A political bunfight has erupted over both parties’ Budget revenue estimates.
The Coalition has accused Labor of drastically overestimating the revenue gained from raising cigarette taxes after the Australian Treasury estimated that it would raise $28.2 billion over the decade versus $47.7 billion claimed by Labor, a difference of $19.5 billion.
Labor has countered, however, that its estimates have come from the independent Parliamentary Budget Office (PBO), hence they are good.
From The Australian:
In a dramatic upset on the eve of the federal election, the Treasury estimates forced Labor’s spokesman Chris Bowen to explain his election costings just as he sought to go on the attack against the government over the fairness of its budget reforms…
The government will also match Labor’s policy to lift tobacco excise in four annual 12.5 per cent increases that start in September next year — taking the overall tax to three-quarters of the cost of each pack of cigarettes.
Labor unveiled its policy last year with the claim it would raise $3.8bn over the years to June 2019 and $47.7bn over the first decade, relying on confidential costings by the Parliamentary Budget Office that were never publicly released.
“When providing its costings, the PBO considered behavioural changes that are likely to result from the change in policy,” the Labor policy states.
Treasury modelling of the same excise increase showed it would raise only $2.2bn in the years to June 2019, suggesting Labor faces a $1.6bn hole in the funding of its promises over the four years of the official budget estimates.
The funding gap swells to $19.5bn over a decade.
However, the Coalition could also be accused of ‘cooking the books’, with Fairfax’s Peter Martin noting today that that there are $13 billion of so-called “zombie measures” left on the books from the first and second Abbott Government Budgets that will help prop-up tonight’s Federal Budget. From The SMH:
A parliamentary budget office count for the coming financial year puts the “ghost” measures at $1.7 billion. The biggest are the $600 million from planned cuts to access to Family Tax Benefits, $258 million from the outlawing of alleged double-dipping of maternity leave schemes, and $139 million from increasing co-payments and changing the safety net for the Pharmaceutical Benefits Scheme.

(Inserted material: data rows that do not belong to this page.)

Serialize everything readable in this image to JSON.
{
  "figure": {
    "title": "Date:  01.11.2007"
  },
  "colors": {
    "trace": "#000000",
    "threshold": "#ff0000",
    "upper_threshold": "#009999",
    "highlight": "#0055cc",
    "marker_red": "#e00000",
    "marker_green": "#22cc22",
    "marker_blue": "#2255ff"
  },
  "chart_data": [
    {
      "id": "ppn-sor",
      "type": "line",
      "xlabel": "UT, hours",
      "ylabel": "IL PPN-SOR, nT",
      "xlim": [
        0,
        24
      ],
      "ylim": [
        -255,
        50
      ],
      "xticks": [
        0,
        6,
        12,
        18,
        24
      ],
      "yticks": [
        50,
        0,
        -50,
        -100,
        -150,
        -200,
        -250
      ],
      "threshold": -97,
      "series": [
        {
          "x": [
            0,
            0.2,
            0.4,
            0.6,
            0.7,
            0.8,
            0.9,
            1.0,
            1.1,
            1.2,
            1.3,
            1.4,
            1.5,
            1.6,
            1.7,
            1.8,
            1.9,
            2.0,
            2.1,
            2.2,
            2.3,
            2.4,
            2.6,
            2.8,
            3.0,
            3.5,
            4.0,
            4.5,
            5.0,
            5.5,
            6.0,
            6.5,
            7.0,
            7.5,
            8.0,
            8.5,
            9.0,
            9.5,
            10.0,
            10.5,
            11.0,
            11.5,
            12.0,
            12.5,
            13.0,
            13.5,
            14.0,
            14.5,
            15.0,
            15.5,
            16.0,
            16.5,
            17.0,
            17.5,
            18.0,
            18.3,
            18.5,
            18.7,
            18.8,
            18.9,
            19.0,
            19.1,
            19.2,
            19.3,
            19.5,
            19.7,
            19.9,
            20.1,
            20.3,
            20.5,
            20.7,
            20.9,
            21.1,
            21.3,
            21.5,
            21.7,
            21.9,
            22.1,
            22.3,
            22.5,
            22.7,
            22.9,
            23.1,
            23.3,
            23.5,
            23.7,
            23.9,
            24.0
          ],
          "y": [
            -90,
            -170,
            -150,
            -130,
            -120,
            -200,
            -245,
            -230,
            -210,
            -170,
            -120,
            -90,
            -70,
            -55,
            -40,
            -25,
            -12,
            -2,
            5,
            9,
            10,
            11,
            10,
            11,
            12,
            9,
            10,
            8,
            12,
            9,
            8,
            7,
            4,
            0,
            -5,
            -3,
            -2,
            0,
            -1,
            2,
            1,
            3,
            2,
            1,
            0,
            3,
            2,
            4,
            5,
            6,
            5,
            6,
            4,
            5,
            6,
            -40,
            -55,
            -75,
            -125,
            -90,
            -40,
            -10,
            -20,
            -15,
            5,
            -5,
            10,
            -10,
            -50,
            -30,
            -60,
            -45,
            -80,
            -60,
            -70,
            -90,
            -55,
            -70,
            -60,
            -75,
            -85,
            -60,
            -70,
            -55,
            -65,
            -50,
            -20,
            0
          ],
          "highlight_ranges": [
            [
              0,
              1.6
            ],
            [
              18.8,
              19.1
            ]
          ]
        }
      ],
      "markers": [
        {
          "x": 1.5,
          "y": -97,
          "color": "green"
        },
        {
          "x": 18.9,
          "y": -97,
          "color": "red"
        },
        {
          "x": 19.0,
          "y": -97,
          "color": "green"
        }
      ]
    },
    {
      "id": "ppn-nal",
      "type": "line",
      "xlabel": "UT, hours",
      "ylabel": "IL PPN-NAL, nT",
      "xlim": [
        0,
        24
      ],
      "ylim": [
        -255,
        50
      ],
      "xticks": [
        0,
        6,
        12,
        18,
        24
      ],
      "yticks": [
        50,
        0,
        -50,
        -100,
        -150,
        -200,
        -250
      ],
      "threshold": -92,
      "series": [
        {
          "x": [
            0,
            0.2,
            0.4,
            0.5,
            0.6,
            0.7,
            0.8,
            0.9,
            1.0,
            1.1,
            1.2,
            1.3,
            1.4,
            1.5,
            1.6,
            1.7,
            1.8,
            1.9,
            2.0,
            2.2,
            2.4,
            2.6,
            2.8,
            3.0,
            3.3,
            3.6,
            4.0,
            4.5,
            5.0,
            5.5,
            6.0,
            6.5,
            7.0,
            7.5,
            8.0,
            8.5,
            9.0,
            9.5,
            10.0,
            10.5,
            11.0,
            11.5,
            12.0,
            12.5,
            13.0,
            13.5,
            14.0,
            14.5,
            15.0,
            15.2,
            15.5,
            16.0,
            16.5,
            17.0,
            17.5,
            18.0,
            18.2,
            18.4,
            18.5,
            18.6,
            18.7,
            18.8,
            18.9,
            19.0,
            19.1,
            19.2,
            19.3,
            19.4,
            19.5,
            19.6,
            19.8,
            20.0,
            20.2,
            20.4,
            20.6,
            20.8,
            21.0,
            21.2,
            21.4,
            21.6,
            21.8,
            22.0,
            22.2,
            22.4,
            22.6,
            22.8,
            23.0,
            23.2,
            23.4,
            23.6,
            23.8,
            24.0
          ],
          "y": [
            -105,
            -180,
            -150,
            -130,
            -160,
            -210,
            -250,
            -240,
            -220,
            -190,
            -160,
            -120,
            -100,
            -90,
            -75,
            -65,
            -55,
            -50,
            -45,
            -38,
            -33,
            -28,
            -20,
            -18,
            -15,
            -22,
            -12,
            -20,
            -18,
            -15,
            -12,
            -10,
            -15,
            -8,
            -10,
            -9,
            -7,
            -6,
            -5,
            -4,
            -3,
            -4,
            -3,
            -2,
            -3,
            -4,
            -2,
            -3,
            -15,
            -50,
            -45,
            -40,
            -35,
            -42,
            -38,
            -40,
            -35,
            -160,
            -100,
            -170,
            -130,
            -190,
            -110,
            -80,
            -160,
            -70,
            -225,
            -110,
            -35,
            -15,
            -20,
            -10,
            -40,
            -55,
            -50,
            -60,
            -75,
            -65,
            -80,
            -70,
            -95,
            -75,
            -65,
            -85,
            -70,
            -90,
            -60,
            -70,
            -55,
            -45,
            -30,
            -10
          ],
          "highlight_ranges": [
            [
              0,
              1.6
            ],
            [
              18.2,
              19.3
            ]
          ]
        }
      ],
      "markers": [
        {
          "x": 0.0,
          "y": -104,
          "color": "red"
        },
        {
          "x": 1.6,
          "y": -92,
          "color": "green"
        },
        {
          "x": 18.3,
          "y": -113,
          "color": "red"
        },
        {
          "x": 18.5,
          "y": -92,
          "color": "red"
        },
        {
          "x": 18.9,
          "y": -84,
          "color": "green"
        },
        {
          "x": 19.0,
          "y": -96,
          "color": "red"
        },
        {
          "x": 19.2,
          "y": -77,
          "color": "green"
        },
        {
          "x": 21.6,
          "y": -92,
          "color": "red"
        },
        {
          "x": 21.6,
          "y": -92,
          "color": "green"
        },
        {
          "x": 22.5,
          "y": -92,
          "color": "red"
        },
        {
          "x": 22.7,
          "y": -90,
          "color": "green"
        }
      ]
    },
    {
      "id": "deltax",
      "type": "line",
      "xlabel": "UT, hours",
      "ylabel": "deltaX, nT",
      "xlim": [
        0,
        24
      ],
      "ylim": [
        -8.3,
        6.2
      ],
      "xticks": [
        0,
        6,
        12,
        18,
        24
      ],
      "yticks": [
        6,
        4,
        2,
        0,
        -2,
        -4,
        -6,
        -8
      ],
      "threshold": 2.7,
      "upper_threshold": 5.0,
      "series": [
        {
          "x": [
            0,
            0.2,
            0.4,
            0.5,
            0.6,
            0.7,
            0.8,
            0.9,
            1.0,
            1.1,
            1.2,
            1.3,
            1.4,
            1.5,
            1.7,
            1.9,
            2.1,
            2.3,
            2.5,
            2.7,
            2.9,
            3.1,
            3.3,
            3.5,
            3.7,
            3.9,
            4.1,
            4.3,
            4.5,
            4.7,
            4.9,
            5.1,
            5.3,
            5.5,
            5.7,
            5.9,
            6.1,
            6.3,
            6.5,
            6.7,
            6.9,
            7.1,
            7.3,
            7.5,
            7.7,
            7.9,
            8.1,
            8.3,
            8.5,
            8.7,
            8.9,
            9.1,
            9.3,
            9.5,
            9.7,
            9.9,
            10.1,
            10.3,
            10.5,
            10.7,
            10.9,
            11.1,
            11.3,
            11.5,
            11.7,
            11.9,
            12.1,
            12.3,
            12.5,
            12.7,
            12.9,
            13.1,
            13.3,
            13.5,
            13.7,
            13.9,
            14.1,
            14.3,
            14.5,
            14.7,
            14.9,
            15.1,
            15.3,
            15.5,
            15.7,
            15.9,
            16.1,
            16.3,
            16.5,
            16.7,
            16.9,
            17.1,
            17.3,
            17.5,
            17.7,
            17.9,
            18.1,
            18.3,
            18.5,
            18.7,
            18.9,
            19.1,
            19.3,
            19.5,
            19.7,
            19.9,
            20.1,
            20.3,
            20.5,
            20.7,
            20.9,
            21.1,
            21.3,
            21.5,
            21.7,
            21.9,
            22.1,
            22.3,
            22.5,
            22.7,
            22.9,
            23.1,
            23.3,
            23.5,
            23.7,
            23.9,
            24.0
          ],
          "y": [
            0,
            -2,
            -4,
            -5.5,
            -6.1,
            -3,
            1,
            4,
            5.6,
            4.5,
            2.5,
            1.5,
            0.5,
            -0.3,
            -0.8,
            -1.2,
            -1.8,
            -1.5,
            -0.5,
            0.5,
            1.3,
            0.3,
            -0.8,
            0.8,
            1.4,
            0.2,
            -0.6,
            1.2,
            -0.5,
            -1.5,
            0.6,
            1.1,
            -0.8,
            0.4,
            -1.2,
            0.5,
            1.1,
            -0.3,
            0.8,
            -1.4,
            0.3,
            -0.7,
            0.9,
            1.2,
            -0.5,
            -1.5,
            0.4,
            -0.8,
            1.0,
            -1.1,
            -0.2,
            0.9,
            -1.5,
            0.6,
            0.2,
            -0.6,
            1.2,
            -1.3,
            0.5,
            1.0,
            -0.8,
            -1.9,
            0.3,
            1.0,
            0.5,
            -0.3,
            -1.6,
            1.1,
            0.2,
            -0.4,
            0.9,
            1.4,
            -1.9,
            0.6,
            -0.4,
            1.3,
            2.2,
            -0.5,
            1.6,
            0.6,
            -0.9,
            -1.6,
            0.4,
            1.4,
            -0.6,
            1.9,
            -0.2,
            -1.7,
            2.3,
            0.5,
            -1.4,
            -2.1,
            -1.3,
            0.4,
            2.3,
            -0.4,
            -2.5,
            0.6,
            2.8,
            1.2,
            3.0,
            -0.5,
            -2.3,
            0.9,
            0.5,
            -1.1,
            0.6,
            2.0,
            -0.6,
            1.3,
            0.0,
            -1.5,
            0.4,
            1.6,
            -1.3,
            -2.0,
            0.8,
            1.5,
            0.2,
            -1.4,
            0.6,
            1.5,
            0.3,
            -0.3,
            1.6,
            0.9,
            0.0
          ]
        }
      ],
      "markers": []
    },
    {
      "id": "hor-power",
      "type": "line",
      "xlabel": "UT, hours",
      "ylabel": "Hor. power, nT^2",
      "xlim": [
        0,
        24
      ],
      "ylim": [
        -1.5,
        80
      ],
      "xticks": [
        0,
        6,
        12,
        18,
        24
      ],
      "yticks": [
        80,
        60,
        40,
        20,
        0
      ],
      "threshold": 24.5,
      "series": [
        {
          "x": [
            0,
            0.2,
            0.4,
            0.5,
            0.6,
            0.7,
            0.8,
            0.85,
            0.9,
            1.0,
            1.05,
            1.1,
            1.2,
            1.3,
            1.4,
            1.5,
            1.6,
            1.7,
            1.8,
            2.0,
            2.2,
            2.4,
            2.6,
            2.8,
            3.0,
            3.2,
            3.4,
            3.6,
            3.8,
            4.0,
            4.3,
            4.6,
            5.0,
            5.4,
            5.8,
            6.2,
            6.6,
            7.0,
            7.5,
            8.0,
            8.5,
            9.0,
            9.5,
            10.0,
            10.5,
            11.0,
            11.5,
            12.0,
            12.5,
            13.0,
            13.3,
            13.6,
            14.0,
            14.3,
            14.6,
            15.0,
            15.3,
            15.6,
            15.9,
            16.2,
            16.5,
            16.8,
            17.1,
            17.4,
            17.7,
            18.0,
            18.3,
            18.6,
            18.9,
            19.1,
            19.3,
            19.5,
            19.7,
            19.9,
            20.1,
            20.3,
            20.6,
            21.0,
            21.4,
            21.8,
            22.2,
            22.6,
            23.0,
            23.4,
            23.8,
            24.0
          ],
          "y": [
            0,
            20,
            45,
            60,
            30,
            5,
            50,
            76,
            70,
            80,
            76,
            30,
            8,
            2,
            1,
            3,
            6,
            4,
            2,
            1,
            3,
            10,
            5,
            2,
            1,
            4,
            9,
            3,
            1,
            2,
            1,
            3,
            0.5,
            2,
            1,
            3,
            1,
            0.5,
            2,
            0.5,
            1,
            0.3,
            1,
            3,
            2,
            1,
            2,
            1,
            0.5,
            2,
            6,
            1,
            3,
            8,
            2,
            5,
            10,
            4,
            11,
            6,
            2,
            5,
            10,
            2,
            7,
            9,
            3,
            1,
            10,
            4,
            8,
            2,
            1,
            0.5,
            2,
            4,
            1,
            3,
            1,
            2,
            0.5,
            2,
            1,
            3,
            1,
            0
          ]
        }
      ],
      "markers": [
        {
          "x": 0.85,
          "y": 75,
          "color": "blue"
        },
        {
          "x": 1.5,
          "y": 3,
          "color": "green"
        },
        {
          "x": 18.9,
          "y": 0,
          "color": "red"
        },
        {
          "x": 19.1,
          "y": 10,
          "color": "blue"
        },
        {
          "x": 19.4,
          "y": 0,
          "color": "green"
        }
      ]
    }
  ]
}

By 2019-20 the Family Tax Benefit cutbacks are booked to have saved the budget $6.3 billion, with the outlawing of double-dipping saving $1.3 billion, and changes to the Pharmaceutical Benefits Scheme $1.2 billion.
In total, the 25 unlegislated measures are on the budget books as saving $13.3 billion over the four years to 2019-20, even though none will be able to start as scheduled on July 1…
The practice of keeping half-dead measures alive in the budget estimates means that unless the measures get through Parliament, the next four budget deficits will be an average of $3.3 billion worse than projected.